The amount of natural gas that may be technically recovered from future well locations has improved by 20% from five years ago on technology gains, even while active drilling has depleted the resource, according to an analysis of the Lower 48’s top four shale gas fields.

Researchers with the Bureau of Economic Geology at the University of Texas at Austin (UT) reviewed the production capabilities and total gas in place (GIP) of the Barnett, Fayetteville, Haynesville and Marcellus plays.

The new study updates research conducted by UT on each of the four plays from 2011-2013, research that at the time was considered the most comprehensive of its kind on unconventional resources.

“Five years ago, we hardly thought of multilayer or stacked well drilling, or of quadrupling lateral well length,” said principal investigator Svetlana Ikonnikova, bureau research scientist.

Developments in drilling technologies, market conditions, cost structures and improvement in geological characterization prompted the research team to update the assessment, she noted. The team used 3-D modeling and advanced data analytics to enhance the understanding of:

Researchers determined that future gas wells in the four shale plays may technically recover about 780 Tcf — in addition to about 110 Tcf recovered by wells drilled to the end 2017. Technically recoverable gas may be produced using available technology and industry practices.

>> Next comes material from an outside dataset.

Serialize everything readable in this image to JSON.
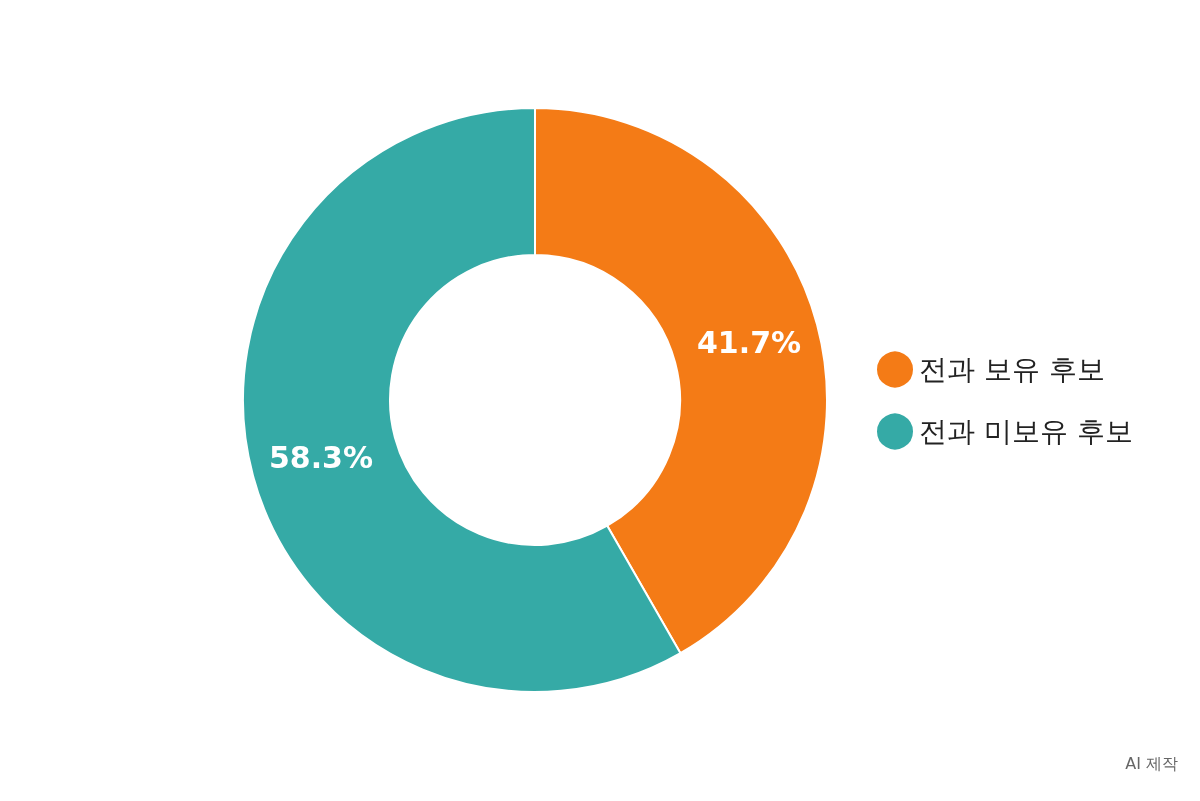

The previous estimate by the bureau put technical gas recovery of the four plays at about 650 Tcf. Total gas held in the four shale plays now is estimated to be 3,100 Tcf.

“The United States consumed about 27 Tcf of natural gas in 2017, so the new estimate suggests the addition of about five years of domestic consumption,” researchers said.

New drilling practices were credited with the improved recoveries and reduced costs/unit, which may allow producers to continue drilling “even during periods of low oil or natural gas prices.”

Increasingly, operators use stacked drilling to access gas by expanding the vertical reach of fracturing. Drilling wells closer together and installing wells that may run horizontally for two miles-plus also has improved recovery.

Co-principal investigator Katie Smye, a bureau geologist, said it’s important to understand the amount of GIP to verify what proportion has been recovered, then compare results across the formations to determine where additional wells may be drilled and efficiencies improved.

For instance, in the Haynesville and Marcellus plays, only 2-3% of total GIP is expected to be recovered by wells that have been drilled to date, she said. The percentage is influenced by several factors, including technology, economics and the amount of the play available for drilling.

“The Marcellus contributes the majority of the gas-in-place due to its size and resource density,” Smye said. “However, resource density in the Haynesville is comparable to the best areas in the Marcellus.”

In the base case scenario of the study, researchers assumed a natural gas price of $3.25/MMBtu and an oil price of $65/bbl.

“Despite being lower than price assumptions from the past analysis, these prices yielded a 20% increase in natural gas supply compared with the base case scenario in the original study.,” the research found.

Other price scenarios also were tested. A low gas price was tested at $2.75/MMBtu and an oil price of $50/bbl, as well as a high gas price of $4.50/MMBtu and $80/bbl oil. Scenarios were in line with price projections by the Energy Information Administration to about 2030.

“Even with the boost in production, the analysis shows production will plateau around 2030, barring a more dramatic price increase or boost in technology,” researchers noted.

The analysis emphasized the need to better understand cross-play dynamics in terms of capital allocation and investment decision making.

“Sharp declines in drilling and production from the Barnett and Fayetteville shales imply that these plays have matured, although they may simply be less attractive in terms of return on investment relative to other plays, especially those with more liquids production.”

The bureau’s Tight Oil Resource Assessment consortium also is working on Permian Basin, as it has attracted most investments in recent years.

The bureau is part of the UT Jackson School of Geosciences and is the State Geological Survey of Texas. The 15-member interdisciplinary Shale Production and Reserves Study team integrates engineering, geology and economics. Peer-reviewed studies of the technical analyses, funded by the Department of Energy’s National Energy Technology Laboratory, are be published in the coming months.